In our incoming house team and live in staff, give us mental health support. Please. We need it. Many of us have mental health issues. We’ve been asking for this support for sometime.

Create the turnaround committee. Let us look at ways to make Senior House excel, together.

But what I ask that you don’t do is to restrict our incoming freshmen. By closing access to a community that hugely supports people with mental health issues, LGBTQ-identifying people, and lower income students, you are robbing the freshman of a safe space and a home. I would not still be attending MIT today if I had not lived in Senior House. As much as I needed Senior House, incoming freshmen will too. To not let students who would otherwise live in Senior House do so is to rob them of a community that supports and celebrates aspects of society that many other communities ignore or demean.

To be LGBTQ, lower income, a racial minority, or mentally unwell should not be stigmatized. As these issues are so implicated with lower graduation rates, please do not make such hasty decisions based on this data that will rob the incoming class of “alternative” MIT students of a safe space. Please reconsider your decision to block the incoming freshman from Senior House.

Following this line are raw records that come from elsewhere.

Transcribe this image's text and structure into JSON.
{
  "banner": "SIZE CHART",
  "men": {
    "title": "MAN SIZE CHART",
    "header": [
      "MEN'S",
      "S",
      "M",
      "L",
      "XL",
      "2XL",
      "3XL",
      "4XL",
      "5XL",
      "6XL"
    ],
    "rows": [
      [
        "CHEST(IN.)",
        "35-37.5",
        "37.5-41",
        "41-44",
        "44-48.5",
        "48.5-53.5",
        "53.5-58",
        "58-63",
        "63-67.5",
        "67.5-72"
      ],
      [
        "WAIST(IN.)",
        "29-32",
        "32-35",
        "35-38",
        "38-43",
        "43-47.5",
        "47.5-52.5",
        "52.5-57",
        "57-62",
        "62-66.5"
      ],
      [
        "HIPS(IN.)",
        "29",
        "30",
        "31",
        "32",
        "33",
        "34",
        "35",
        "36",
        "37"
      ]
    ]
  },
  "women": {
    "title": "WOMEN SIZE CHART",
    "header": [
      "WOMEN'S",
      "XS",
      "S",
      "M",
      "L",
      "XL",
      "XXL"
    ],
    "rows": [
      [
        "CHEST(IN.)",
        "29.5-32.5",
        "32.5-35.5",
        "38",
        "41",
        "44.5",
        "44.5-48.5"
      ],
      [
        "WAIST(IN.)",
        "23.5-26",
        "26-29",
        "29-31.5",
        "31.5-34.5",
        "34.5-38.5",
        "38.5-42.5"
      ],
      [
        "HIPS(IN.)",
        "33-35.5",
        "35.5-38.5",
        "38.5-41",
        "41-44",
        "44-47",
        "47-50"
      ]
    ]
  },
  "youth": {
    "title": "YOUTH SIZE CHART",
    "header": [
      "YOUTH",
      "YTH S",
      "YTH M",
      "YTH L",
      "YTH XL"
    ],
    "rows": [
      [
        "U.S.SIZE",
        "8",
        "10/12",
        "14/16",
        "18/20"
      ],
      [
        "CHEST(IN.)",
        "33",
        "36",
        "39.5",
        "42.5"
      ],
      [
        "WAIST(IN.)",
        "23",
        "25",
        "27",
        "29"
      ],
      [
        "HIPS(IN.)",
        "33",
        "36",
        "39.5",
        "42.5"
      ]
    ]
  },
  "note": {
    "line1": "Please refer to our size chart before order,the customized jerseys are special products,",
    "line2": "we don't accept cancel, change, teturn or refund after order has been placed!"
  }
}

I ask that you give us time with the new house team and turnaround committee, access to data, and agreed upon quantified metrics of success. I ask that you give us the mental health resources we have been asking for. I ask that you look at the broader scope of “success.” I ask that you allow us to have this conversation over the course of the next year, in person, on campus. And, in the meantime, I ask that you give MIT’s incoming class the opportunity to live within the alternative support space that Senior House is.